Why Trudeau supports ISDS: protecting Canada’s mining sector
18 May 2018: A new book by Canadian writer Joyce Nelson, Bypassing Dystopia: Hope-filled Challenges to Corporate Rule, gives insight into the Canadian government’s dogged support of Investor State Dispute Settlement (ISDS). It has been reviewed by journalist Damien Gillis here.
Joyce notes that suggestions to remove ISDS from trade agreements is often a ‘deal-breaker’ for Canada. Trudeau also insisted that the Canada-EU Comprehensive Economic and Trade Agreement (CETA) must include ISDS, and last year a trade negotiator from Canada’s NAFTA team told The Washington Examiner that Canada ‘would refuse any changes to the existing [ISDS] system’.
Canada has already been sued 41 times under the ISDS chapter in NAFTA, which has cost the country more than $300 million. So why would Trudeau and Canada support ISDS clauses so vehemently?
Joyce suggests it has to do with their close relationship with the Canadian mining and energy sectors.
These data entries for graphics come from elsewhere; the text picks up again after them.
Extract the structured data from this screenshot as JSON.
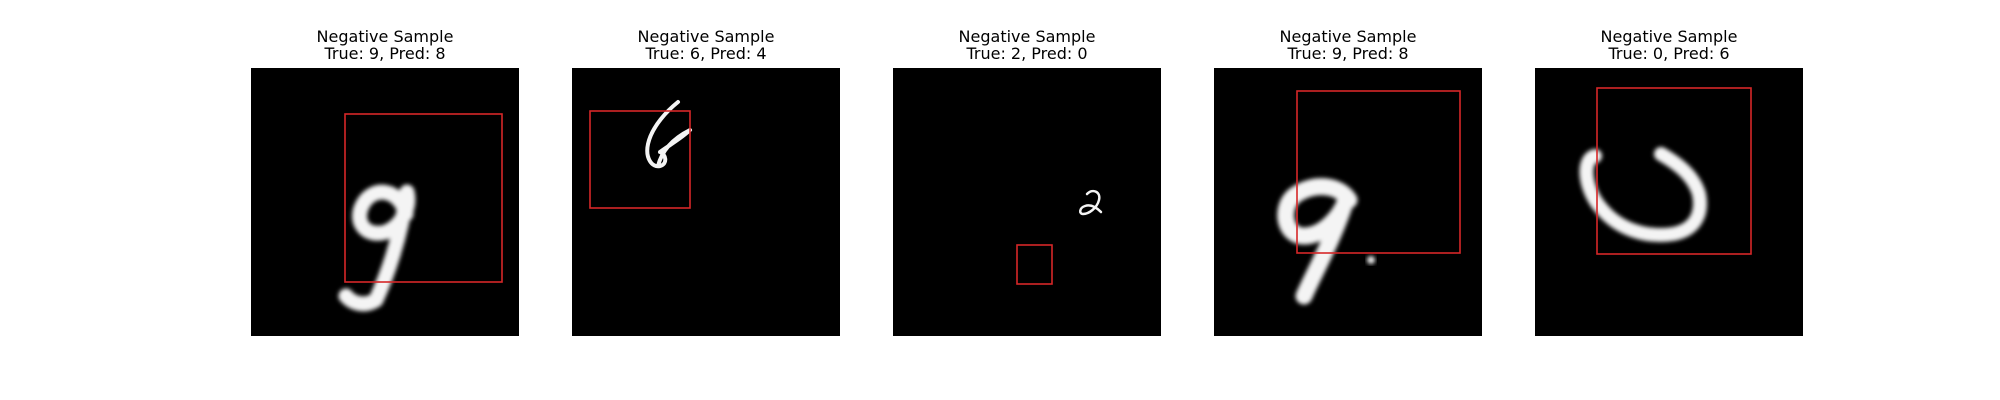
{
  "figure": {
    "panels": [
      {
        "heading": "Negative Sample",
        "label": "True: 9, Pred: 8",
        "true_digit": 9,
        "pred_digit": 8,
        "digit_icon": "digit-9-icon"
      },
      {
        "heading": "Negative Sample",
        "label": "True: 6, Pred: 4",
        "true_digit": 6,
        "pred_digit": 4,
        "digit_icon": "digit-6-icon"
      },
      {
        "heading": "Negative Sample",
        "label": "True: 2, Pred: 0",
        "true_digit": 2,
        "pred_digit": 0,
        "digit_icon": "digit-2-icon"
      },
      {
        "heading": "Negative Sample",
        "label": "True: 9, Pred: 8",
        "true_digit": 9,
        "pred_digit": 8,
        "digit_icon": "digit-9-icon"
      },
      {
        "heading": "Negative Sample",
        "label": "True: 0, Pred: 6",
        "true_digit": 0,
        "pred_digit": 6,
        "digit_icon": "digit-0-icon"
      }
    ],
    "colors": {
      "image_background": "#000000",
      "digit_stroke": "#f4f4f4",
      "bounding_box": "#d62728"
    }
  }
}
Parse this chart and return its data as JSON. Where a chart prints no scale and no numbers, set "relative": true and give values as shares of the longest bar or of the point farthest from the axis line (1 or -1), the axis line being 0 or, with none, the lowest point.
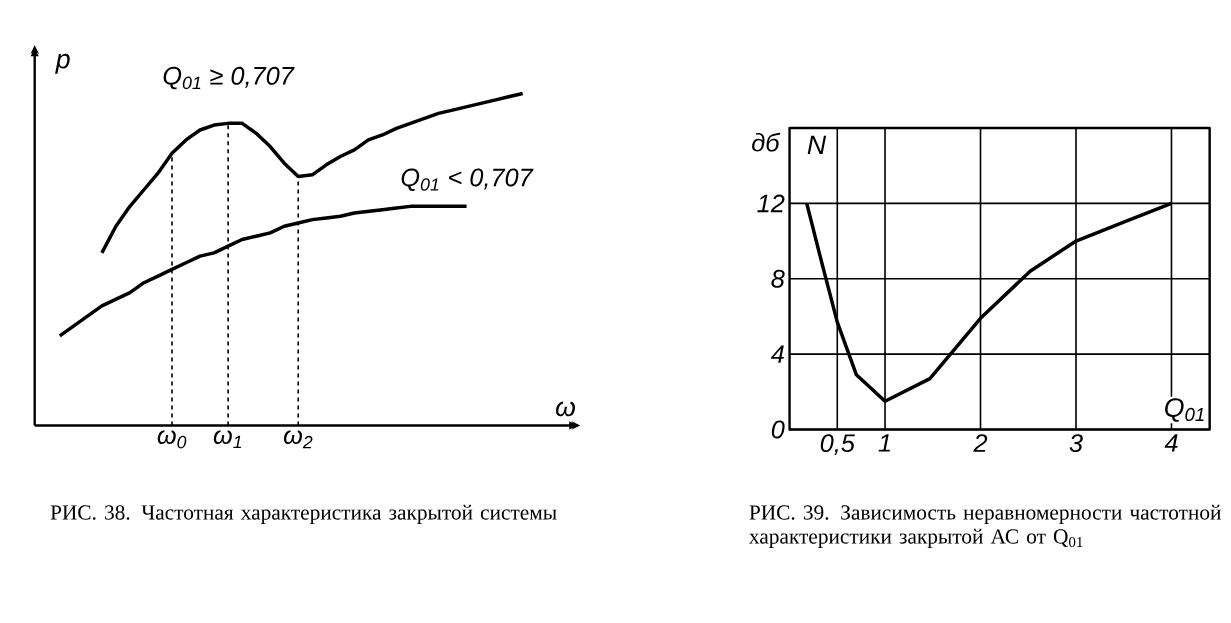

She points to a 2017 Corporate Europe Observatory (CEO) report, Gold-Digging with Investor-State Lawsuits, which notes that ‘62% of the 55 ISDS cases that involved a Canadian investor until 2015 were in the resource or energy sectors’. In the global ‘arbitration game’, companies – increasing backed by hedge fund money – are using ISDS clauses to bully governments over policies that undermine their profits at increasing rates.
Joyce notes that over 60% of the world’s mining and energy companies are based in Canada, ‘operating more than 8,000 mining sites in over 100 countries’. According to her sources, Canada is fifth in the world for lawsuits relating to ISDS – and these are led by these sectors. However, many countries are resisting ISDS, and Joyce discusses different forms of resistance to the ‘arbitration game’.
This book is a timely reminder of the dangers of ISDS in the TPP-11 of which Canada is a member. Ratification of the TPP-11 would expose future Australian regulation of mining and energy to ISDS cases from Canadian companies.